How a young black woman from Boston rose to a long, distinguished career in foreign service.
In this highly detailed autobiography, Elam-Thomas (Director, Diplomacy Program/Univ. of Central Florida), with co-author Robison, shares her life story, from her childhood in Boston all the way through the ranks of the U.S. State Department’s Foreign Service. Overall, she spent 42 years as a diplomat around the world. The author, who is younger than her siblings by almost two decades, narrates her family’s early history, from her great-grandparents, who might have been slaves, to her parents’ first meeting to the accomplishments of her siblings, before jumping into her own life. At Simmons College in 1962, Elam-Thomas was accepted into the Experiment in International Living’s Student Exchange Program and lived in Lyon for the summer, which expanded her view of the world and planted the seed that would lead her into life as a diplomat. She worked in the Nixon administration as assistant cultural affairs officer in Senegal, then moved on to Greece, Turkey, Cyprus, and many other assignments before returning to act as ambassador to Senegal.
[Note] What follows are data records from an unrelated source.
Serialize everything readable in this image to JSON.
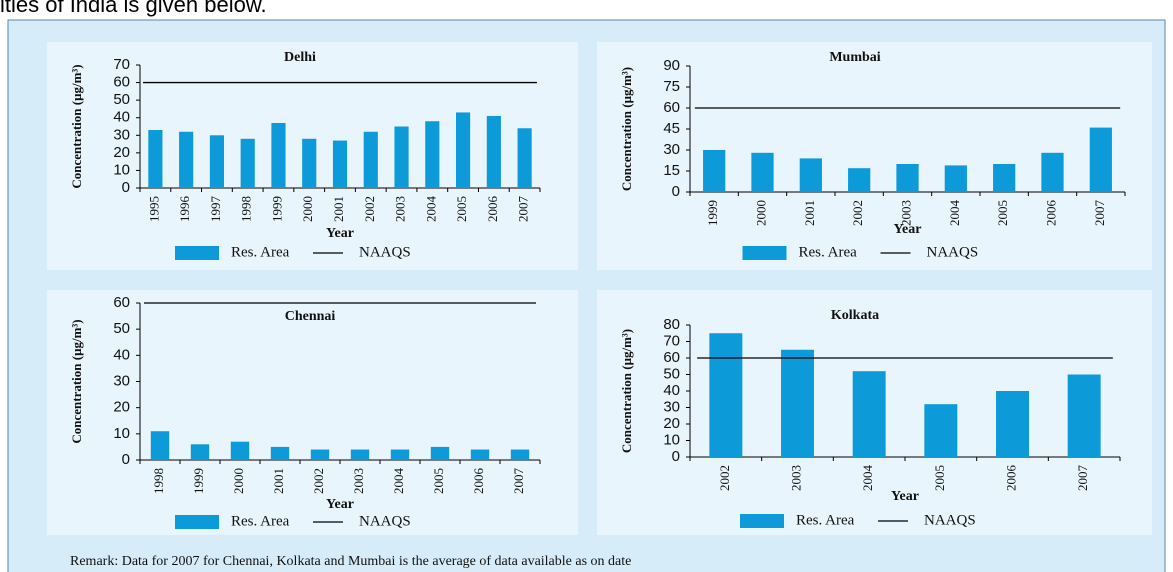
{
  "header_text": "ities of India is given below.",
  "remark": "Remark: Data for 2007 for Chennai, Kolkata and Mumbai is the average of data available as on date",
  "chart_data": [
    {
      "type": "bar",
      "title": "Delhi",
      "ylabel": "Concentration (μg/m³)",
      "xlabel": "Year",
      "categories": [
        "1995",
        "1996",
        "1997",
        "1998",
        "1999",
        "2000",
        "2001",
        "2002",
        "2003",
        "2004",
        "2005",
        "2006",
        "2007"
      ],
      "series": [
        {
          "name": "Res. Area",
          "color": "#0d9ad8",
          "values": [
            33,
            32,
            30,
            28,
            37,
            28,
            27,
            32,
            35,
            38,
            43,
            41,
            34
          ]
        },
        {
          "name": "NAAQS",
          "type": "line",
          "color": "#000000",
          "values": [
            60,
            60,
            60,
            60,
            60,
            60,
            60,
            60,
            60,
            60,
            60,
            60,
            60
          ]
        }
      ],
      "ylim": [
        0,
        70
      ],
      "yticks": [
        0,
        10,
        20,
        30,
        40,
        50,
        60,
        70
      ]
    },
    {
      "type": "bar",
      "title": "Mumbai",
      "ylabel": "Concentration (μg/m³)",
      "xlabel": "Year",
      "categories": [
        "1999",
        "2000",
        "2001",
        "2002",
        "2003",
        "2004",
        "2005",
        "2006",
        "2007"
      ],
      "series": [
        {
          "name": "Res. Area",
          "color": "#0d9ad8",
          "values": [
            30,
            28,
            24,
            17,
            20,
            19,
            20,
            28,
            46
          ]
        },
        {
          "name": "NAAQS",
          "type": "line",
          "color": "#000000",
          "values": [
            60,
            60,
            60,
            60,
            60,
            60,
            60,
            60,
            60
          ]
        }
      ],
      "ylim": [
        0,
        90
      ],
      "yticks": [
        0,
        15,
        30,
        45,
        60,
        75,
        90
      ]
    },
    {
      "type": "bar",
      "title": "Chennai",
      "ylabel": "Concentration (μg/m³)",
      "xlabel": "Year",
      "categories": [
        "1998",
        "1999",
        "2000",
        "2001",
        "2002",
        "2003",
        "2004",
        "2005",
        "2006",
        "2007"
      ],
      "series": [
        {
          "name": "Res. Area",
          "color": "#0d9ad8",
          "values": [
            11,
            6,
            7,
            5,
            4,
            4,
            4,
            5,
            4,
            4
          ]
        },
        {
          "name": "NAAQS",
          "type": "line",
          "color": "#000000",
          "values": [
            60,
            60,
            60,
            60,
            60,
            60,
            60,
            60,
            60,
            60
          ]
        }
      ],
      "ylim": [
        0,
        60
      ],
      "yticks": [
        0,
        10,
        20,
        30,
        40,
        50,
        60
      ]
    },
    {
      "type": "bar",
      "title": "Kolkata",
      "ylabel": "Concentration (μg/m³)",
      "xlabel": "Year",
      "categories": [
        "2002",
        "2003",
        "2004",
        "2005",
        "2006",
        "2007"
      ],
      "series": [
        {
          "name": "Res. Area",
          "color": "#0d9ad8",
          "values": [
            75,
            65,
            52,
            32,
            40,
            50
          ]
        },
        {
          "name": "NAAQS",
          "type": "line",
          "color": "#000000",
          "values": [
            60,
            60,
            60,
            60,
            60,
            60
          ]
        }
      ],
      "ylim": [
        0,
        80
      ],
      "yticks": [
        0,
        10,
        20,
        30,
        40,
        50,
        60,
        70,
        80
      ]
    }
  ]
}
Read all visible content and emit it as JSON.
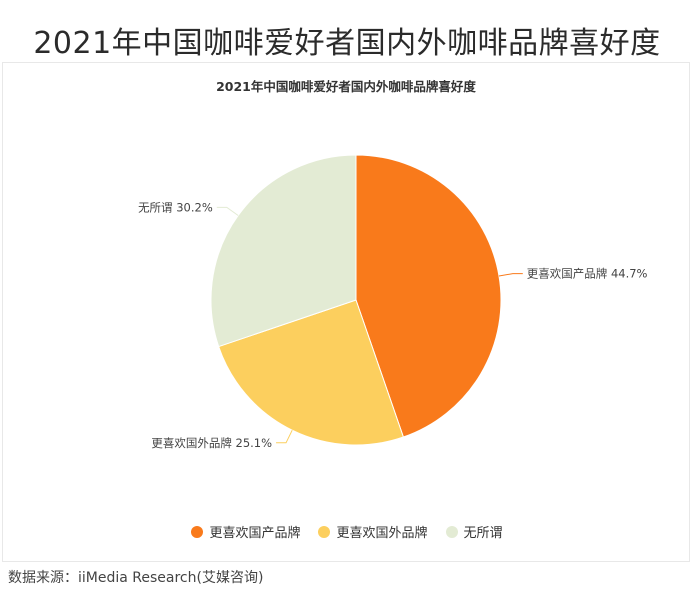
{
  "page": {
    "title": "2021年中国咖啡爱好者国内外咖啡品牌喜好度",
    "source": "数据来源：iiMedia Research(艾媒咨询)"
  },
  "chart_data": {
    "type": "pie",
    "title": "2021年中国咖啡爱好者国内外咖啡品牌喜好度",
    "unit": "%",
    "slices": [
      {
        "label": "更喜欢国产品牌",
        "value": 44.7,
        "color": "#F97A1B"
      },
      {
        "label": "更喜欢国外品牌",
        "value": 25.1,
        "color": "#FCCF5E"
      },
      {
        "label": "无所谓",
        "value": 30.2,
        "color": "#E3EBD4"
      }
    ],
    "data_labels": [
      "更喜欢国产品牌 44.7%",
      "更喜欢国外品牌 25.1%",
      "无所谓 30.2%"
    ],
    "legend": {
      "position": "bottom",
      "items": [
        "更喜欢国产品牌",
        "更喜欢国外品牌",
        "无所谓"
      ]
    },
    "start_angle_deg": 0,
    "direction": "clockwise"
  }
}
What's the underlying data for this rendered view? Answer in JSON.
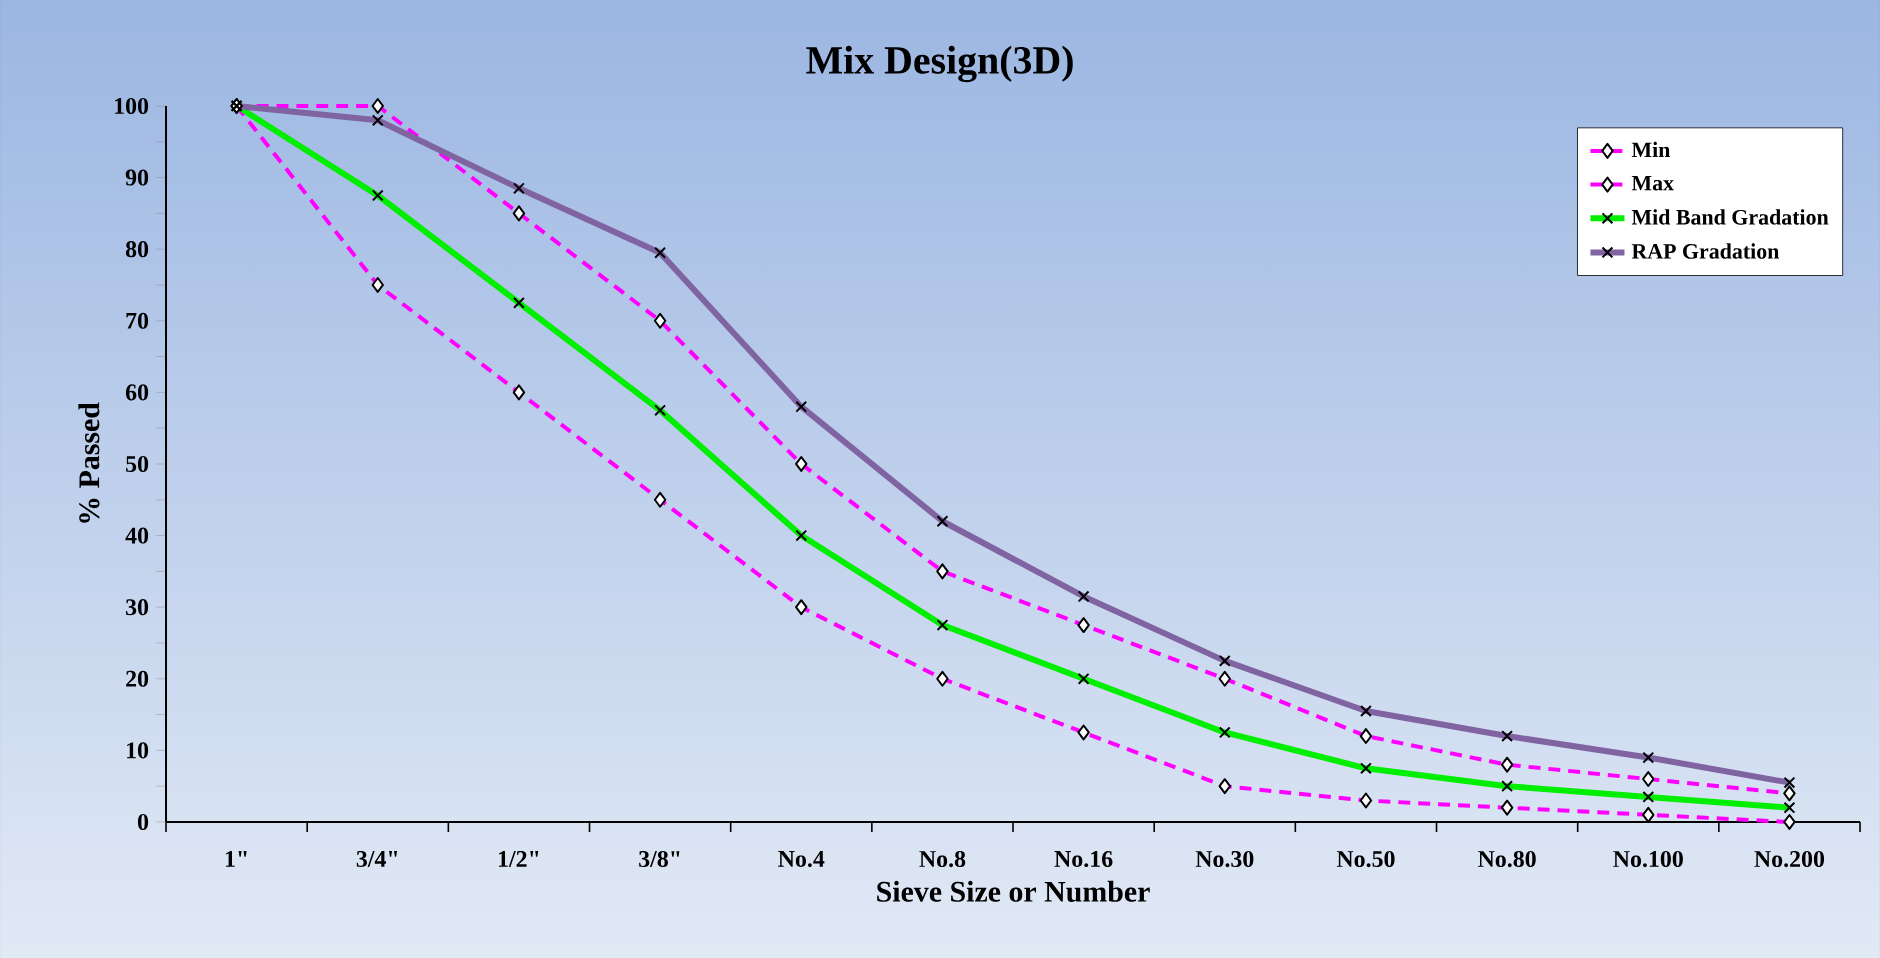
{
  "chart_data": {
    "type": "line",
    "title": "Mix Design(3D)",
    "xlabel": "Sieve Size or Number",
    "ylabel": "% Passed",
    "categories": [
      "1\"",
      "3/4\"",
      "1/2\"",
      "3/8\"",
      "No.4",
      "No.8",
      "No.16",
      "No.30",
      "No.50",
      "No.80",
      "No.100",
      "No.200"
    ],
    "series": [
      {
        "name": "Min",
        "color": "#ff00ff",
        "marker": "diamond",
        "line_style": "dashed",
        "values": [
          100,
          75,
          60,
          45,
          30,
          20,
          12.5,
          5,
          3,
          2,
          1,
          0
        ]
      },
      {
        "name": "Max",
        "color": "#ff00ff",
        "marker": "diamond",
        "line_style": "dashed",
        "values": [
          100,
          100,
          85,
          70,
          50,
          35,
          27.5,
          20,
          12,
          8,
          6,
          4
        ]
      },
      {
        "name": "Mid Band Gradation",
        "color": "#00ee00",
        "marker": "cross",
        "line_style": "solid",
        "values": [
          100,
          87.5,
          72.5,
          57.5,
          40,
          27.5,
          20,
          12.5,
          7.5,
          5,
          3.5,
          2
        ]
      },
      {
        "name": "RAP Gradation",
        "color": "#8064a2",
        "marker": "cross",
        "line_style": "solid",
        "values": [
          100,
          98,
          88.5,
          79.5,
          58,
          42,
          31.5,
          22.5,
          15.5,
          12,
          9,
          5.5
        ]
      }
    ],
    "ylim": [
      0,
      100
    ],
    "yticks": [
      0,
      {
        "value": 5,
        "label": null
      },
      10,
      {
        "value": 15,
        "label": null
      },
      20,
      {
        "value": 25,
        "label": null
      },
      30,
      {
        "value": 35,
        "label": null
      },
      40,
      {
        "value": 45,
        "label": null
      },
      50,
      {
        "value": 55,
        "label": null
      },
      60,
      {
        "value": 65,
        "label": null
      },
      70,
      {
        "value": 75,
        "label": null
      },
      80,
      {
        "value": 85,
        "label": null
      },
      90,
      {
        "value": 95,
        "label": null
      },
      100
    ],
    "legend": "top right",
    "grid": false
  }
}
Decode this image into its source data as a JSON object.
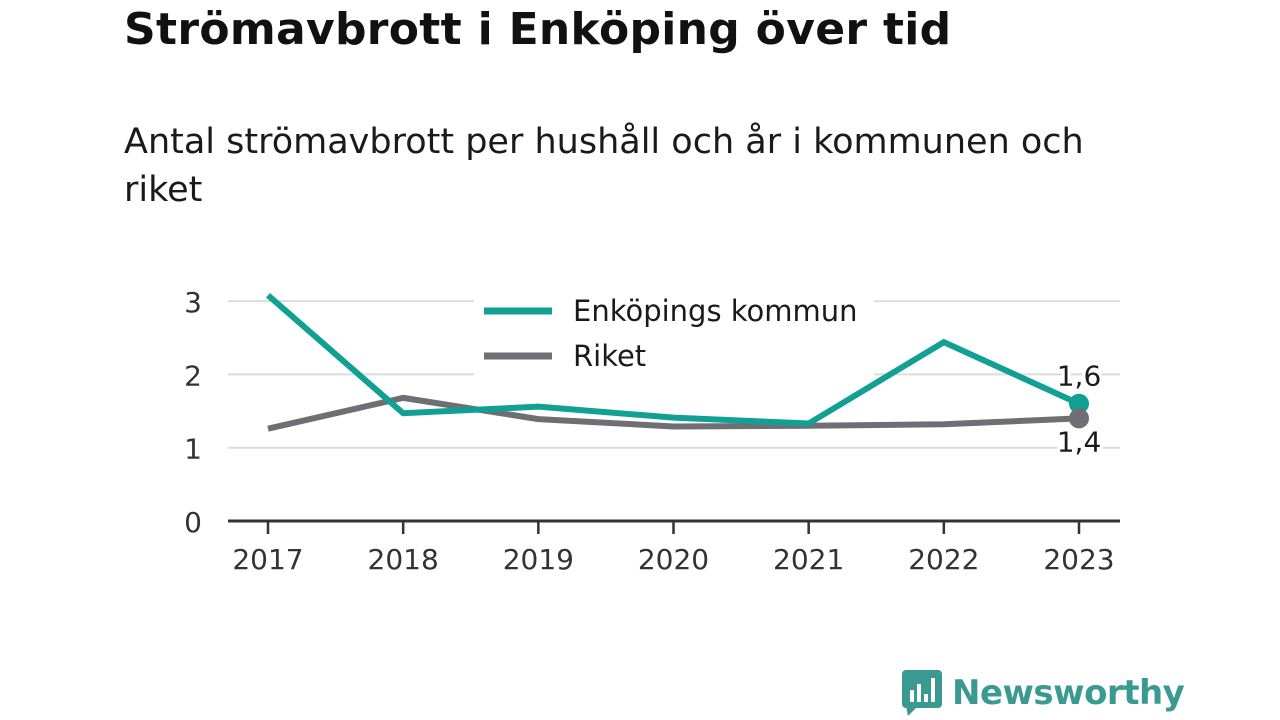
{
  "header": {
    "title": "Strömavbrott i Enköping över tid",
    "subtitle": "Antal strömavbrott per hushåll och år i kommunen och riket"
  },
  "brand": {
    "name": "Newsworthy",
    "color": "#3a9a92",
    "icon": "bar-chart-speech-bubble-icon"
  },
  "chart_data": {
    "type": "line",
    "x": [
      "2017",
      "2018",
      "2019",
      "2020",
      "2021",
      "2022",
      "2023"
    ],
    "ylim": [
      0,
      3
    ],
    "yticks": [
      "0",
      "1",
      "2",
      "3"
    ],
    "grid": true,
    "legend_position": "top-center",
    "series": [
      {
        "name": "Enköpings kommun",
        "color": "#12a094",
        "values": [
          3.08,
          1.47,
          1.56,
          1.41,
          1.33,
          2.44,
          1.6
        ],
        "end_label": "1,6"
      },
      {
        "name": "Riket",
        "color": "#6f6e74",
        "values": [
          1.26,
          1.68,
          1.39,
          1.29,
          1.3,
          1.32,
          1.4
        ],
        "end_label": "1,4"
      }
    ]
  }
}
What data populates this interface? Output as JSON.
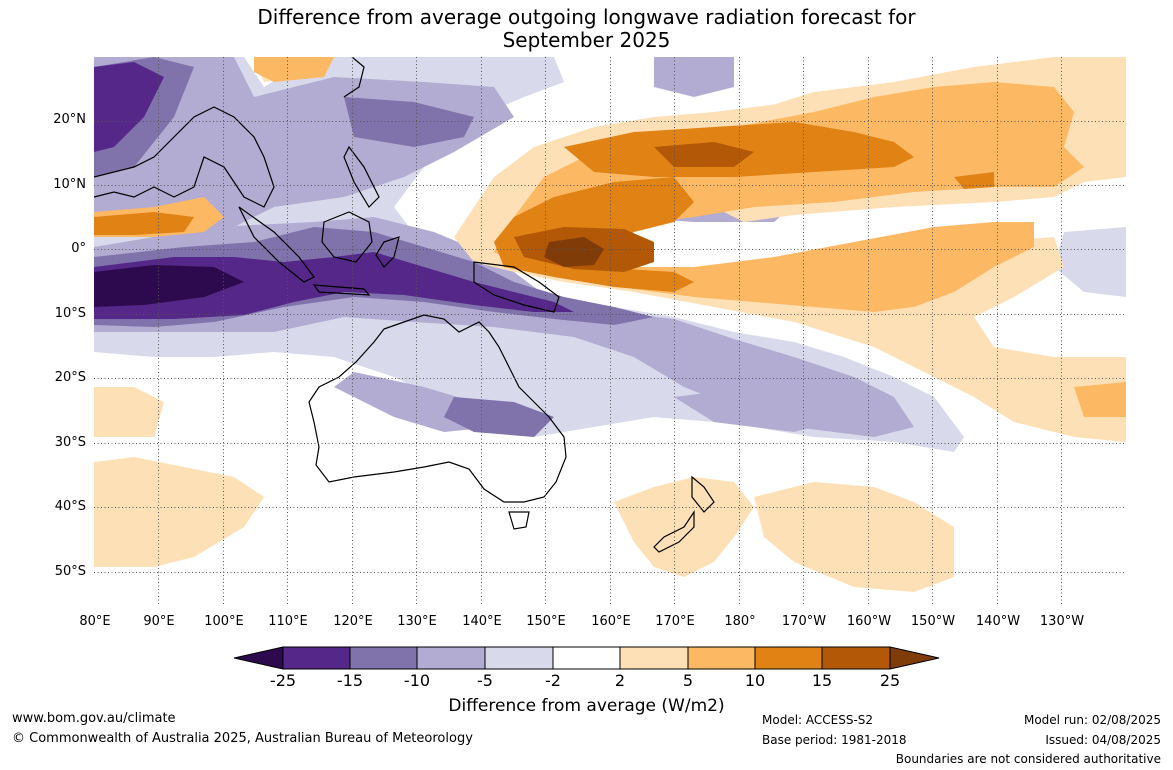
{
  "title_line1": "Difference from average outgoing longwave radiation forecast for",
  "title_line2": "September 2025",
  "lat_labels": [
    "20°N",
    "10°N",
    "0°",
    "10°S",
    "20°S",
    "30°S",
    "40°S",
    "50°S"
  ],
  "lon_labels": [
    "80°E",
    "90°E",
    "100°E",
    "110°E",
    "120°E",
    "130°E",
    "140°E",
    "150°E",
    "160°E",
    "170°E",
    "180°",
    "170°W",
    "160°W",
    "150°W",
    "140°W",
    "130°W"
  ],
  "colorbar": {
    "ticks": [
      "-25",
      "-15",
      "-10",
      "-5",
      "-2",
      "2",
      "5",
      "10",
      "15",
      "25"
    ],
    "colors": [
      "#2d0a4e",
      "#542788",
      "#8073ac",
      "#b2abd2",
      "#d8daeb",
      "#ffffff",
      "#fee0b6",
      "#fdb863",
      "#e08214",
      "#b35806",
      "#7f3b08"
    ],
    "label": "Difference from average (W/m2)"
  },
  "footer": {
    "url": "www.bom.gov.au/climate",
    "copyright": "© Commonwealth of Australia 2025, Australian Bureau of Meteorology",
    "model": "Model: ACCESS-S2",
    "base_period": "Base period: 1981-2018",
    "model_run": "Model run: 02/08/2025",
    "issued": "Issued: 04/08/2025",
    "disclaimer": "Boundaries are not considered authoritative"
  }
}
Throughout her world experiences, she continued to learn from the people and cultures she encountered, especially regarding the importance of listening. “I know that listening is the most effective approach to meaningful dialogue in any setting,” she writes. “Listening is an art….It is called respect. It is called appreciation. It is called anticipation. And it is called leadership.” Throughout, Elam-Thomas includes anecdotal moments that help break up the dry recounting of the sometimes-extraneous details of her decades of service (she retired in 2005). For those interested in becoming diplomats, the book effectively shows the high standards required.
An informative, behind-the-scenes look at one black woman’s rise through the ranks of the Foreign Service when few others like her were serving as diplomats.